Earlier today, Assange, sporting a scruffy beard and unkempt hair, was dragged out of the embassy in handcuffs by a group of seven men as his stunned supporters watched on as he screamed out 'the UK must resist'.
It comes after Ecuador dramatically withdrew Assange's asylum status after seven years, blaming the Australian's 'discourteous and aggressive behaviour' in continuing to work with Wikileaks while housed at the embassy.
Assange, 47, has always feared extradition to the US, where his lawyers have claimed he could face the death penalty for the mass leaking of highly-classified documents through Wikileaks.
In a statement today, Ecuadorian president Lenin Moreno accused Assange of violating the terms of his asylum by 'interfering in internal affairs of other states' as well as 'blocking security cameras' and 'mistreating guards'.
The arrest came just 24 hours after Wikileaks accused Ecuador of an 'extensive spying operation', adding that it assumed intel had been handed over to the administration of US President Donald Trump.
Assange, who has overseen the publication of thousands of classified military and diplomatic cables through Wikileaks, appeared at Westminster Magistrates' Court a few hours after his was brought into custody by police.
News of his arrest was praised by Home Secretary Sajid Javid, who said 'no one was above the law', while Foreign Secretary Jeremy Hunt added Assange was 'no hero' and claimed he had 'hidden from the truth for years'.
In a statement, the Home Office said: 'We can confirm that Julian Assange was arrested in relation to a provisional extradition request from the United States of America.
'He is accused in the United States of America computer related offences.'
It was accidentally revealed in November that Assange had been secretly indicted by the US Justice Department, but the exact nature of the charges against the 47-year-old was not disclosed.
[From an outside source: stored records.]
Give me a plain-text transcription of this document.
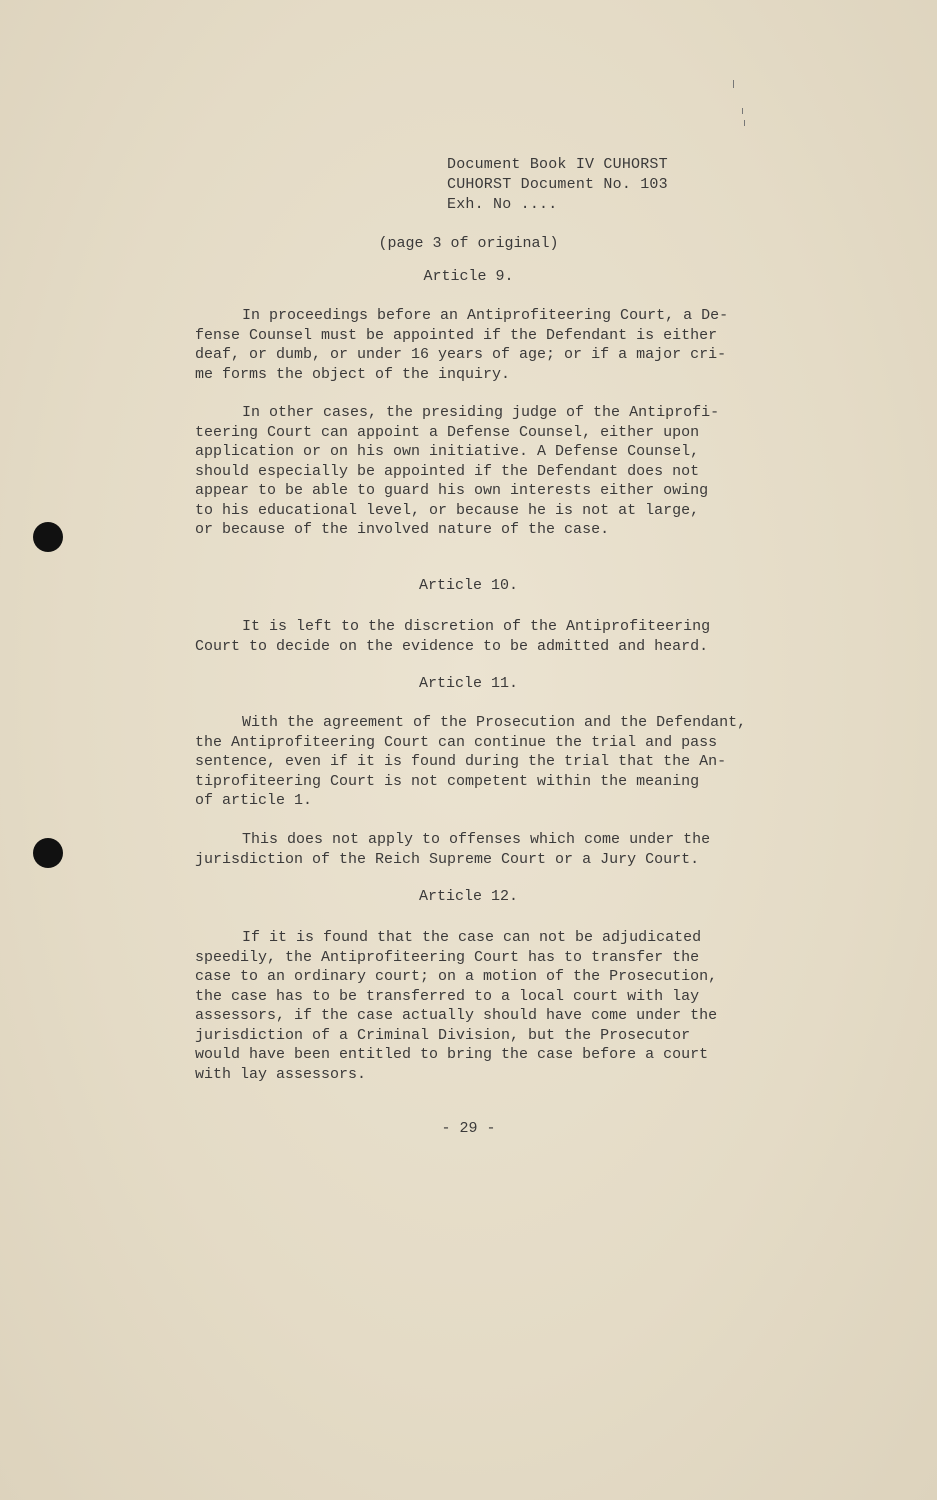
Document Book IV CUHORST
CUHORST Document No. 103
Exh. No ....
(page 3 of original)
Article 9.
In proceedings before an Antiprofiteering Court, a De-
fense Counsel must be appointed if the Defendant is either
deaf, or dumb, or under 16 years of age; or if a major cri-
me forms the object of the inquiry.
In other cases, the presiding judge of the Antiprofi-
teering Court can appoint a Defense Counsel, either upon
application or on his own initiative. A Defense Counsel,
should especially be appointed if the Defendant does not
appear to be able to guard his own interests either owing
to his educational level, or because he is not at large,
or because of the involved nature of the case.
Article 10.
It is left to the discretion of the Antiprofiteering
Court to decide on the evidence to be admitted and heard.
Article 11.
With the agreement of the Prosecution and the Defendant,
the Antiprofiteering Court can continue the trial and pass
sentence, even if it is found during the trial that the An-
tiprofiteering Court is not competent within the meaning
of article 1.
This does not apply to offenses which come under the
jurisdiction of the Reich Supreme Court or a Jury Court.
Article 12.
If it is found that the case can not be adjudicated
speedily, the Antiprofiteering Court has to transfer the
case to an ordinary court; on a motion of the Prosecution,
the case has to be transferred to a local court with lay
assessors, if the case actually should have come under the
jurisdiction of a Criminal Division, but the Prosecutor
would have been entitled to bring the case before a court
with lay assessors.
- 29 -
Assange has not left Ecuador's diplomatic soil since 2012, when the country offered diplomatic protection from allegations of sexual assault in Sweden.
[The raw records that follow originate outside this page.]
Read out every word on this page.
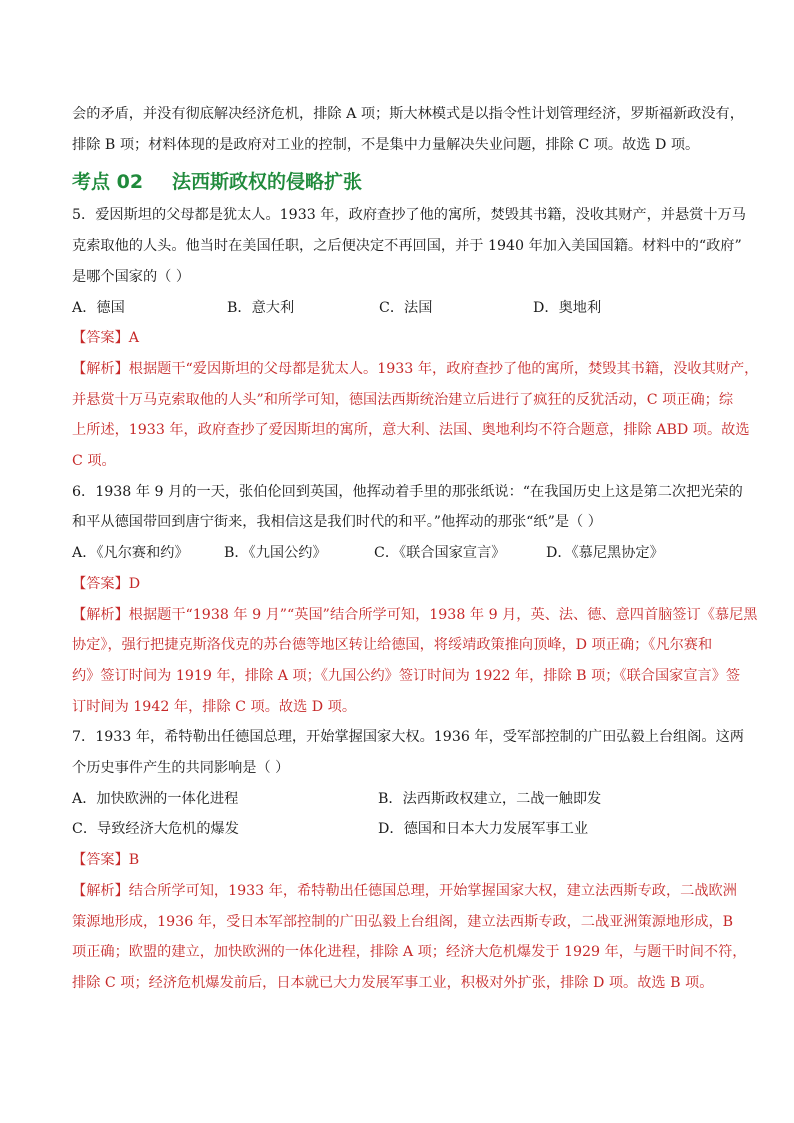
会的矛盾，并没有彻底解决经济危机，排除 A 项；斯大林模式是以指令性计划管理经济，罗斯福新政没有，
排除 B 项；材料体现的是政府对工业的控制，不是集中力量解决失业问题，排除 C 项。故选 D 项。
考点 02 法西斯政权的侵略扩张
5．爱因斯坦的父母都是犹太人。1933 年，政府查抄了他的寓所，焚毁其书籍，没收其财产，并悬赏十万马
克索取他的人头。他当时在美国任职，之后便决定不再回国，并于 1940 年加入美国国籍。材料中的“政府”
是哪个国家的（ ）
A．德国	B．意大利	C．法国	D．奥地利
【答案】A
【解析】根据题干“爱因斯坦的父母都是犹太人。1933 年，政府查抄了他的寓所，焚毁其书籍，没收其财产，
并悬赏十万马克索取他的人头”和所学可知，德国法西斯统治建立后进行了疯狂的反犹活动，C 项正确；综
上所述，1933 年，政府查抄了爱因斯坦的寓所，意大利、法国、奥地利均不符合题意，排除 ABD 项。故选
C 项。
6．1938 年 9 月的一天，张伯伦回到英国，他挥动着手里的那张纸说：“在我国历史上这是第二次把光荣的
和平从德国带回到唐宁街来，我相信这是我们时代的和平。”他挥动的那张“纸”是（ ）
A．《凡尔赛和约》	B．《九国公约》	C．《联合国家宣言》	D．《慕尼黑协定》
【答案】D
【解析】根据题干“1938 年 9 月”“英国”结合所学可知，1938 年 9 月，英、法、德、意四首脑签订《慕尼黑
协定》，强行把捷克斯洛伐克的苏台德等地区转让给德国，将绥靖政策推向顶峰，D 项正确；《凡尔赛和
约》签订时间为 1919 年，排除 A 项；《九国公约》签订时间为 1922 年，排除 B 项；《联合国家宣言》签
订时间为 1942 年，排除 C 项。故选 D 项。
7．1933 年，希特勒出任德国总理，开始掌握国家大权。1936 年，受军部控制的广田弘毅上台组阁。这两
个历史事件产生的共同影响是（ ）
A．加快欧洲的一体化进程	B．法西斯政权建立，二战一触即发
C．导致经济大危机的爆发	D．德国和日本大力发展军事工业
【答案】B
【解析】结合所学可知，1933 年，希特勒出任德国总理，开始掌握国家大权，建立法西斯专政，二战欧洲
策源地形成，1936 年，受日本军部控制的广田弘毅上台组阁，建立法西斯专政，二战亚洲策源地形成，B
项正确；欧盟的建立，加快欧洲的一体化进程，排除 A 项；经济大危机爆发于 1929 年，与题干时间不符，
排除 C 项；经济危机爆发前后，日本就已大力发展军事工业，积极对外扩张，排除 D 项。故选 B 项。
The case was eventually dropped as investigators were unable to formally notify Assange of the allegations, however Swedish prosecutors revealed today that the case could now be revisited following his arrest.
Moments after the arrest, during which Assange held on to a Gore Vidal book on the history of the national security state, Wikileaks said Ecuador had acted illegally and 'in violation of international law'.
In a statement today, Ecuador's president claimed to have asked Britain to guarantee that Assange would not be extradited to any country where he could face torture or the death penalty.
Mr Javid said: 'Nearly seven years after entering the Ecuadorean Embassy, I can confirm Julian Assange is now in police custody and rightly facing justice in the UK.